The promising results have Poggio and Serre thinking beyond immediate recognition. Poggio suspects that the model might apply just as well to auditory perception. Serre advances an even more daring speculation: that general object recognition is the basic building block of cognition. Perhaps that’s why we say “I see” when we want to indicate that we understand something.
Although extending their theory in these new directions will take some work, Serre and Poggio’s model has already begun to spread through both the AI and neuroscience communities at MIT. Electrical-engineering graduate student Stan Bileschi recently finished a doctorate that applied the model to scene recognition, which is the derivation of higher-order judgments – “it’s a farm!” – from the recognition of separate objects – a barn, a cow, a split-rail fence. Bileschi believes that general scene analysis will be critical to many real-world machine vision applications – surveillance, for instance.
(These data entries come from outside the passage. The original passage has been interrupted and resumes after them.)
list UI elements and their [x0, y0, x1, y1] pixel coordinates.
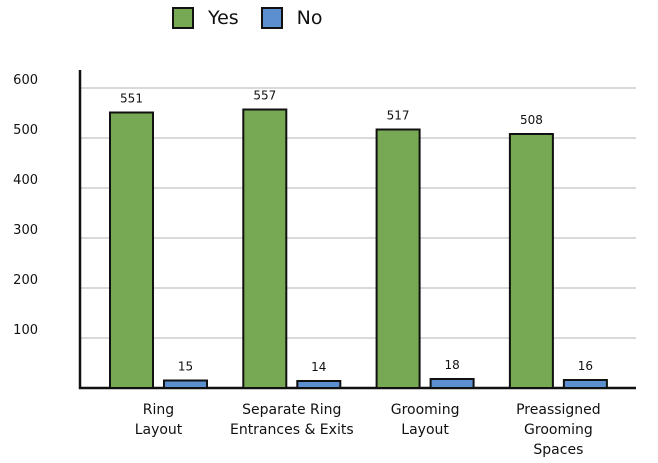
x-tick-label-line: Preassigned	[516, 402, 601, 418]
data-label-no-3: 16	[578, 359, 593, 373]
bar-yes-3	[508, 133, 554, 389]
data-label-yes-0: 551	[120, 92, 143, 106]
legend-swatch-yes	[172, 7, 194, 29]
bar-no-0	[163, 379, 208, 389]
x-tick-label-line: Entrances & Exits	[230, 422, 354, 438]
y-tick-label-500: 500	[13, 123, 38, 138]
legend-item-no: No	[260, 7, 323, 29]
bar-yes-1	[242, 108, 288, 389]
y-tick-label-600: 600	[13, 73, 38, 88]
x-tick-label-2: Grooming Layout	[391, 402, 460, 438]
x-tick-label-line: Grooming	[391, 402, 460, 418]
bar-no-1	[296, 380, 342, 389]
y-tick-label-300: 300	[13, 223, 38, 238]
bar-yes-2	[375, 128, 421, 389]
legend-label-no: No	[296, 7, 323, 29]
legend-label-yes: Yes	[208, 7, 239, 29]
data-label-no-2: 18	[444, 358, 459, 372]
x-tick-label-line: Ring	[143, 402, 174, 418]
bar-yes-0	[109, 111, 154, 389]
bar-no-2	[429, 378, 475, 389]
x-tick-label-1: Separate Ring Entrances & Exits	[230, 402, 354, 438]
x-tick-label-line: Layout	[135, 422, 183, 438]
legend: Yes No	[172, 7, 323, 29]
legend-item-yes: Yes	[172, 7, 239, 29]
x-tick-label-line: Layout	[401, 422, 449, 438]
x-tick-label-3: Preassigned Grooming Spaces	[516, 402, 601, 458]
x-tick-label-line: Separate Ring	[242, 402, 341, 418]
x-tick-label-0: Ring Layout	[135, 402, 183, 438]
legend-swatch-no	[260, 7, 283, 29]
data-label-yes-2: 517	[387, 109, 410, 123]
y-tick-label-400: 400	[13, 173, 38, 188]
data-label-no-0: 15	[178, 360, 193, 374]
data-label-no-1: 14	[311, 360, 326, 374]
y-tick-label-200: 200	[13, 273, 38, 288]
bar-no-3	[562, 379, 608, 389]
x-tick-label-line: Grooming	[524, 422, 593, 438]
data-label-yes-1: 557	[253, 89, 276, 103]
x-tick-label-line: Spaces	[533, 442, 583, 458]
data-label-yes-3: 508	[520, 113, 543, 127]
y-tick-label-100: 100	[13, 323, 38, 338]
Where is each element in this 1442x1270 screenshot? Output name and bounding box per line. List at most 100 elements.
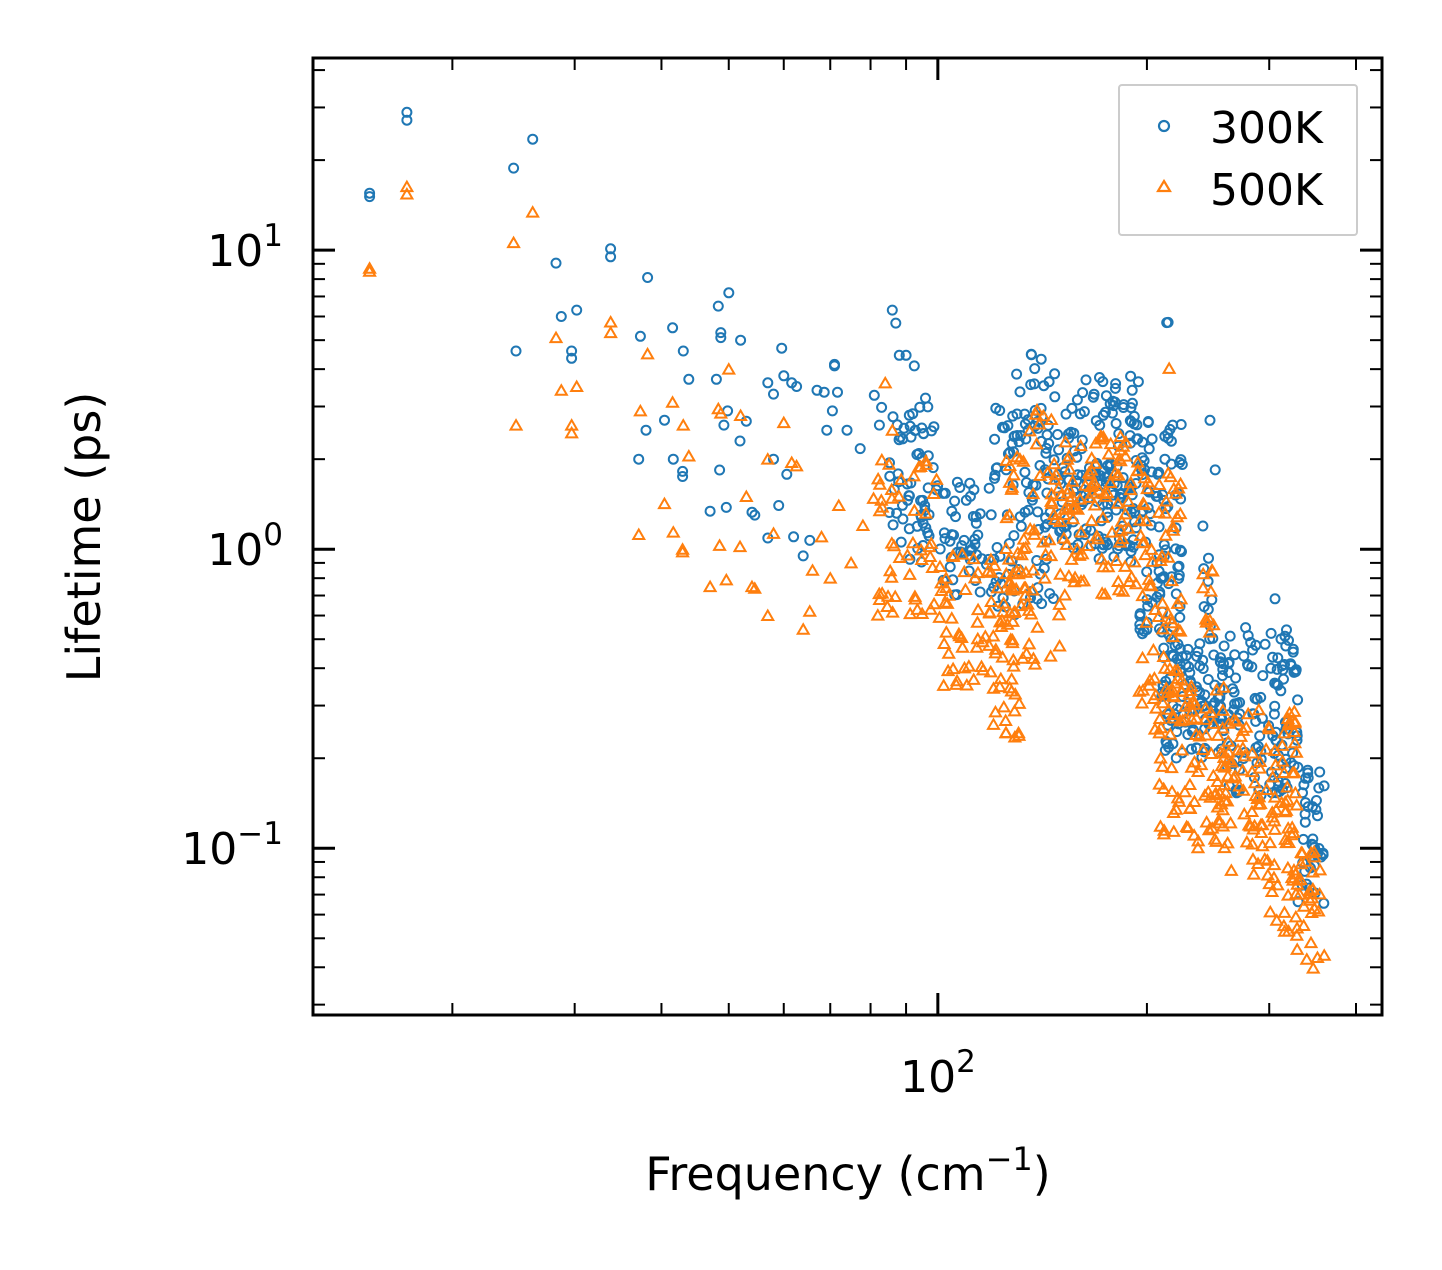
data-point-300k bbox=[1125, 370, 1137, 382]
data-point-300k bbox=[1007, 479, 1019, 491]
data-point-500k bbox=[1036, 408, 1051, 422]
legend-label-300k: 300K bbox=[1210, 103, 1324, 154]
data-point-300k bbox=[1019, 408, 1031, 420]
data-point-500k bbox=[1004, 672, 1019, 685]
data-point-300k bbox=[1132, 376, 1144, 388]
data-point-500k bbox=[1114, 514, 1130, 527]
data-point-300k bbox=[1166, 571, 1178, 583]
data-point-500k bbox=[1046, 456, 1062, 470]
data-point-500k bbox=[1073, 438, 1088, 452]
data-point-500k bbox=[1253, 796, 1268, 810]
data-point-300k bbox=[887, 519, 899, 531]
data-point-300k bbox=[1287, 646, 1299, 658]
data-point-500k bbox=[1042, 532, 1057, 546]
data-point-500k bbox=[1299, 952, 1315, 965]
data-point-500k bbox=[1298, 854, 1313, 867]
data-point-500k bbox=[1182, 687, 1197, 700]
y-tick-label-0.1: 10−1 bbox=[181, 816, 283, 875]
data-point-500k bbox=[1286, 724, 1302, 738]
data-point-500k bbox=[1260, 868, 1276, 881]
data-point-300k bbox=[1043, 376, 1055, 388]
data-point-500k bbox=[1239, 834, 1255, 848]
data-point-300k bbox=[773, 500, 785, 511]
data-point-300k bbox=[1143, 443, 1155, 455]
data-point-300k bbox=[1257, 670, 1269, 682]
data-point-500k bbox=[1052, 597, 1067, 610]
data-point-300k bbox=[1203, 552, 1214, 564]
data-point-300k bbox=[1008, 530, 1020, 542]
data-point-300k bbox=[1215, 652, 1226, 664]
data-point-300k bbox=[1174, 611, 1186, 623]
data-point-300k bbox=[1072, 469, 1084, 481]
data-point-300k bbox=[1223, 656, 1235, 668]
data-point-500k bbox=[1166, 523, 1181, 536]
data-point-500k bbox=[1006, 652, 1021, 666]
data-point-500k bbox=[988, 642, 1004, 655]
legend-marker-300k bbox=[1157, 119, 1171, 133]
data-point-500k bbox=[399, 179, 415, 193]
data-point-300k bbox=[1052, 429, 1064, 440]
data-point-500k bbox=[1110, 496, 1126, 509]
data-point-500k bbox=[1206, 617, 1221, 631]
data-point-500k bbox=[1069, 542, 1085, 555]
data-point-300k bbox=[873, 419, 885, 431]
data-point-500k bbox=[1183, 697, 1198, 710]
data-point-500k bbox=[1206, 768, 1221, 782]
data-point-500k bbox=[1006, 659, 1021, 672]
data-point-500k bbox=[1290, 873, 1306, 886]
data-point-300k bbox=[714, 464, 726, 476]
data-point-500k bbox=[1140, 481, 1155, 495]
data-point-300k bbox=[1166, 649, 1178, 661]
data-point-500k bbox=[1177, 784, 1193, 798]
data-point-300k bbox=[1182, 643, 1194, 655]
data-point-500k bbox=[866, 491, 881, 504]
data-point-300k bbox=[1077, 387, 1089, 399]
data-point-300k bbox=[1176, 459, 1188, 470]
data-point-500k bbox=[1101, 447, 1116, 460]
data-point-300k bbox=[555, 311, 567, 322]
data-point-500k bbox=[1060, 485, 1075, 499]
data-point-500k bbox=[1203, 584, 1219, 597]
legend-label-500k: 500K bbox=[1210, 165, 1324, 216]
data-point-500k bbox=[1277, 905, 1292, 918]
data-point-300k bbox=[1254, 730, 1266, 742]
data-point-300k bbox=[960, 494, 972, 506]
data-point-300k bbox=[1048, 454, 1060, 466]
y-tick-base: 10 bbox=[207, 525, 263, 576]
data-point-500k bbox=[676, 418, 691, 431]
data-point-500k bbox=[1141, 678, 1157, 691]
data-point-500k bbox=[874, 452, 890, 466]
data-point-300k bbox=[401, 114, 413, 126]
y-tick-exp: 1 bbox=[263, 218, 283, 254]
data-point-300k bbox=[1198, 563, 1210, 575]
data-point-500k bbox=[1193, 757, 1209, 771]
data-point-500k bbox=[1251, 702, 1267, 716]
data-point-300k bbox=[1218, 640, 1230, 652]
data-point-500k bbox=[969, 640, 984, 653]
data-point-500k bbox=[1100, 485, 1115, 499]
data-point-500k bbox=[1161, 702, 1176, 715]
data-point-500k bbox=[1292, 887, 1307, 900]
data-point-500k bbox=[1220, 793, 1235, 807]
data-point-500k bbox=[1161, 550, 1176, 563]
data-point-500k bbox=[739, 489, 754, 503]
data-point-500k bbox=[998, 713, 1013, 726]
data-point-500k bbox=[1187, 754, 1202, 768]
data-point-500k bbox=[1022, 423, 1037, 437]
data-point-500k bbox=[945, 661, 961, 675]
data-point-300k bbox=[1150, 490, 1162, 502]
data-point-500k bbox=[1164, 615, 1180, 629]
data-point-300k bbox=[1157, 489, 1168, 501]
data-point-300k bbox=[1110, 378, 1122, 390]
data-point-300k bbox=[997, 421, 1008, 433]
data-point-500k bbox=[1247, 775, 1263, 789]
data-point-500k bbox=[1160, 465, 1176, 479]
data-point-500k bbox=[1073, 524, 1089, 538]
data-point-500k bbox=[922, 539, 937, 553]
data-point-500k bbox=[1000, 617, 1015, 630]
data-point-500k bbox=[1002, 458, 1018, 472]
data-point-500k bbox=[941, 646, 956, 659]
data-point-500k bbox=[1158, 528, 1173, 541]
data-point-500k bbox=[1166, 711, 1181, 724]
data-point-500k bbox=[1197, 712, 1213, 725]
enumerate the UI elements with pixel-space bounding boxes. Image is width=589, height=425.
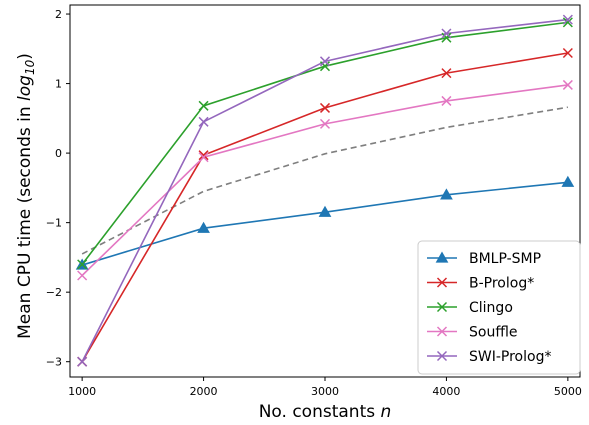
x-axis-title: No. constants n <box>259 402 392 422</box>
x-tick-label: 1000 <box>68 385 96 398</box>
legend-marker-souffle <box>436 326 448 337</box>
data-point-bmlp-smp <box>318 205 332 217</box>
legend-marker-bmlp-smp <box>435 251 449 263</box>
legend-box <box>417 240 581 375</box>
legend: BMLP-SMP B-Prolog* Clingo Souffle SWI-Prolog… <box>417 240 581 375</box>
reference-dashed-line <box>81 106 568 255</box>
y-tick-label: −3 <box>46 356 62 369</box>
y-tick-label: 2 <box>55 8 62 21</box>
data-point-souffle <box>319 118 331 129</box>
data-point-b-prolog <box>198 150 209 161</box>
y-axis-title: Mean CPU time (seconds in log10) <box>15 53 37 339</box>
legend-label-souffle: Souffle <box>469 325 517 341</box>
data-point-souffle <box>77 270 88 281</box>
legend-marker-swi-prolog <box>436 350 448 362</box>
data-point-b-prolog <box>441 68 452 79</box>
x-tick-label: 5000 <box>554 385 582 398</box>
data-point-clingo <box>77 259 88 270</box>
data-point-clingo <box>198 100 209 111</box>
legend-label-clingo: Clingo <box>469 300 513 316</box>
series-line-clingo <box>81 21 568 265</box>
data-point-souffle <box>562 79 573 90</box>
data-point-bmlp-smp <box>197 221 210 233</box>
data-point-bmlp-smp <box>561 175 575 187</box>
data-point-swi-prolog <box>319 56 331 67</box>
legend-label-swi-prolog: SWI-Prolog* <box>469 349 551 365</box>
x-tick-label: 4000 <box>432 385 460 398</box>
data-point-souffle <box>441 95 452 106</box>
x-tick-label: 2000 <box>190 385 218 398</box>
data-point-swi-prolog <box>562 14 573 25</box>
legend-label-b-prolog: B-Prolog* <box>469 276 534 292</box>
data-point-clingo <box>441 32 452 43</box>
data-point-clingo <box>319 61 331 72</box>
y-tick-label: 0 <box>55 147 62 160</box>
data-point-bmlp-smp <box>440 188 453 200</box>
legend-marker-clingo <box>436 301 448 313</box>
data-point-souffle <box>198 152 209 163</box>
data-point-b-prolog <box>319 102 331 113</box>
data-point-swi-prolog <box>441 28 452 39</box>
x-tick-label: 3000 <box>311 385 339 398</box>
data-point-b-prolog <box>562 47 573 59</box>
legend-label-bmlp-smp: BMLP-SMP <box>469 251 541 267</box>
legend-marker-b-prolog <box>436 277 448 288</box>
data-point-clingo <box>562 17 573 28</box>
data-point-swi-prolog <box>198 116 209 127</box>
data-point-swi-prolog <box>77 356 88 367</box>
y-tick-label: 1 <box>55 78 62 91</box>
y-tick-label: −1 <box>46 217 62 230</box>
y-tick-label: −2 <box>46 286 62 299</box>
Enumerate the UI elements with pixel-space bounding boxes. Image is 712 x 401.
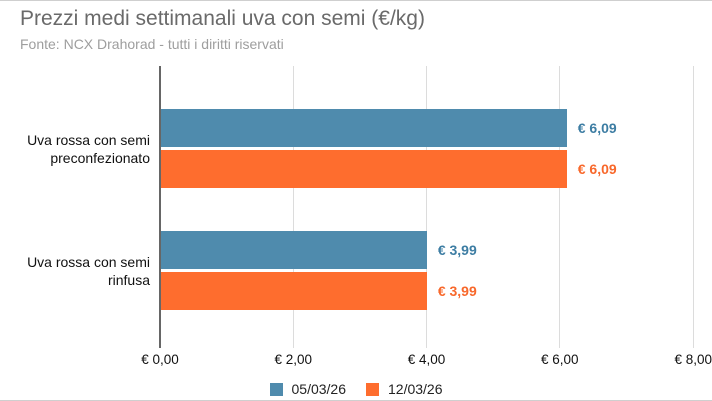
x-tick-label: € 6,00 <box>540 352 579 367</box>
value-label: € 3,99 <box>437 242 477 258</box>
category-label: Uva rossa con semi rinfusa <box>27 253 150 288</box>
gridline <box>426 66 427 348</box>
value-label: € 6,09 <box>577 120 617 136</box>
bar-series1-category2[interactable] <box>161 231 427 269</box>
chart-title: Prezzi medi settimanali uva con semi (€/… <box>20 7 425 30</box>
gridline <box>692 66 694 348</box>
value-axis-line <box>159 66 161 348</box>
bar-series2-category2[interactable] <box>161 272 427 310</box>
bar-series1-category1[interactable] <box>161 109 567 147</box>
value-label: € 3,99 <box>437 283 477 299</box>
bar-series2-category1[interactable] <box>161 150 567 188</box>
legend-item-series1[interactable]: 05/03/26 <box>269 381 347 397</box>
x-tick-label: € 2,00 <box>274 352 313 367</box>
legend-item-series2[interactable]: 12/03/26 <box>366 381 443 397</box>
value-label: € 6,09 <box>577 161 617 177</box>
gridline <box>292 66 294 348</box>
gridline <box>559 66 561 348</box>
chart-subtitle: Fonte: NCX Drahorad - tutti i diritti ri… <box>20 36 284 52</box>
legend-swatch-icon <box>269 382 283 396</box>
legend-swatch-icon <box>366 382 379 396</box>
category-label: Uva rossa con semi preconfezionato <box>27 131 150 166</box>
legend-label: 12/03/26 <box>388 381 443 397</box>
x-tick-label: € 4,00 <box>407 352 446 367</box>
x-tick-label: € 8,00 <box>674 352 712 367</box>
legend: 05/03/26 12/03/26 <box>0 381 712 397</box>
legend-label: 05/03/26 <box>291 381 347 397</box>
x-tick-label: € 0,00 <box>141 352 179 367</box>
Immediate recognition is the foundation of overall visual recognition, says Poggio, but it’s not all there is to it. There are many levels of recognition, and immediate recognition is one of the simplest. Depending on the context, an object might be identified as a toy, a doll, a Barbie, a reflection of American culture, a female, a representation of a girl with a weird growth disorder, and so on, down a long list. Similarly, in chess problems, recognizing the right move can take seconds or minutes or hours, depending on the configuration of the pieces. Presumably, as problems get harder, solving them requires recruiting higher levels of brain function – and that takes time.
An immediate-recognition model might solve the vision problems that have impeded the development of useful maintenance and construction robots. Or we might find that to be really useful, such robots need to be able to recognize both anomalies in the landscape and their causes. That type of recognition is clearly of a higher order.
The next step is to build recognition models that recruit more and more resources, and thus require more processing time. “We know how the model could be changed to include time,” says Serre. “This might bring us closer to thinking – just maybe.”